You can also stack explicit filter flags on `export`; multiple flags combine as
AND:

- `--stock`
- `--rrid`
- `--gene`
- `--component`
- `--fbid`
- `--property`
- `--property-exact`
- `--driver-family`
- `--relationship`
- `--search`

## Compound Find

`find` also subsumes compound filters. Default dataset: `components`.

Examples:

```bash
bdsc find --gene Or56a --property lexA
bdsc find --gene Or67d --property qf
bdsc find --gene Or42b --driver-family lexA
bdsc find --gene Or56a --property-exact lexA
bdsc find --dataset stocks --property optogenetic
bdsc find --dataset genes --property olfactory --relationship coding --jsonl
```

## Reports

Use `report` for curated high-level buckets that would otherwise need multiple
queries or OR filters.

Reports:

- `olfactory`: receptor-family genes (`Or*`, `Orco`, `Ir*`, `Obp*`)
- `drivers`: GAL4 / lexA / QF / split-driver / FLP-like driver surfaces
- `optogenetics`: common optogenetic effectors plus optogenetic-tagged properties

Examples:

```bash
bdsc report olfactory
bdsc report olfactory --dataset genes --jsonl
bdsc report drivers --limit 50 --json
bdsc report optogenetics --dataset components --jsonl
```

## Terms

Use `terms` when you need to discover the vocabulary before filtering.

Scopes:

- `properties`
- `property-descriptions`
- `relationships`

Examples:

```bash
bdsc terms properties --limit 20
bdsc terms properties --query VALIUM --json
bdsc terms relationships --limit 20
bdsc terms property-descriptions --query optogenetic --jsonl
```

## Notes

- `sync` uses conditional HTTP headers when possible (`ETag`,
  `If-Modified-Since`) to avoid re-downloading unchanged files.
- Local lookup is built from the public CSV dumps, not the private site search
  endpoints.
- `search` now uses a two-stage index: exact/prefix FTS first, trigram fuzzy
  fallback second.
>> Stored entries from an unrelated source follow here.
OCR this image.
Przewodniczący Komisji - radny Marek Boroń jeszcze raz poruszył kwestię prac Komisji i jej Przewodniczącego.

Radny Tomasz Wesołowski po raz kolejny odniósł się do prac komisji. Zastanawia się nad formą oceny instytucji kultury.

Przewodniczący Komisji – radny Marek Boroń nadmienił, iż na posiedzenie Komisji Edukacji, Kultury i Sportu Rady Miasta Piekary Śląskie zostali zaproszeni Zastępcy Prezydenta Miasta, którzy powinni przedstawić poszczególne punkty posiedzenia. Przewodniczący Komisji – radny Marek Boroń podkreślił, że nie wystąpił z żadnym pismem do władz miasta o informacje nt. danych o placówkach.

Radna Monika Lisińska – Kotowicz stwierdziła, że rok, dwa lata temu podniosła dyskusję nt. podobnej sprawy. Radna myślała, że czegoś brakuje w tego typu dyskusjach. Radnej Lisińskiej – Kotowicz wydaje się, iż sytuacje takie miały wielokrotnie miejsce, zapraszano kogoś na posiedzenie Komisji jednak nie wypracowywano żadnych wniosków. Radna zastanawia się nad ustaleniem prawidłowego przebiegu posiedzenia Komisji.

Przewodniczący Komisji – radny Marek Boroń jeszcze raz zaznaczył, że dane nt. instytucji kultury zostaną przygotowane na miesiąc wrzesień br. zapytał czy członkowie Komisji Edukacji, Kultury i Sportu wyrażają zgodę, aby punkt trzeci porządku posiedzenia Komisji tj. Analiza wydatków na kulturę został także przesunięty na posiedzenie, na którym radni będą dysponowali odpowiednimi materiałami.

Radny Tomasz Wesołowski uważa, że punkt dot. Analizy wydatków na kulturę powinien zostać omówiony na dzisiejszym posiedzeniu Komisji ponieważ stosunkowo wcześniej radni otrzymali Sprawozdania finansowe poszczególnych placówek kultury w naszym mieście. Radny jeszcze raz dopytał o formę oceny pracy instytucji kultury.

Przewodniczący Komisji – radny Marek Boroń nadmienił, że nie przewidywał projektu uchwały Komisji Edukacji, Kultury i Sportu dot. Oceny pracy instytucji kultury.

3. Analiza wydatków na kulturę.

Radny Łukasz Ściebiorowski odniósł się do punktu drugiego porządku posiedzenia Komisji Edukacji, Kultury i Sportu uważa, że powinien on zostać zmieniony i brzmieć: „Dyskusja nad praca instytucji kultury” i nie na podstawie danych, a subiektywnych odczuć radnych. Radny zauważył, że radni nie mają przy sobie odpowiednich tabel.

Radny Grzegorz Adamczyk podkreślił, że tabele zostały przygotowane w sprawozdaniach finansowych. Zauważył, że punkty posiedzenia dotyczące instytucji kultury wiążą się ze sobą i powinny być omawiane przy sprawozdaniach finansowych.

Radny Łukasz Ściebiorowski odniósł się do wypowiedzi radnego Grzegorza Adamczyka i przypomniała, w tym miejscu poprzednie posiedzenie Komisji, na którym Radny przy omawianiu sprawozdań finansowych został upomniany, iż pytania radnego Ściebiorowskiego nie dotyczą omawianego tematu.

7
Typos and loose spacing/punctuation usually still find the
  intended stock without having the exact BDSC string.
- `find` is the intended interactive entrypoint; dedicated legacy query
  commands still work but are no longer the main documented path.
- direct lookup paths also rerank fuzzy candidates when exact/prefix matching
  misses.
- use `property-exact` or `driver-family` when `property` is too broad for a
  reliable LexA/QF/GAL4-style answer.
- tag pushes like `vX.Y.Z` run the release workflow: build artifacts, create a
  GitHub release, and publish to PyPI.
- `scripts/render_homebrew_formula.py` renders a Homebrew formula from a built
  sdist; use it when updating a tap after a release.
- The live endpoint is undocumented and may change without notice.
- BDSC data is large enough that the first full sync/index can take a few
  minutes depending on network and disk speed.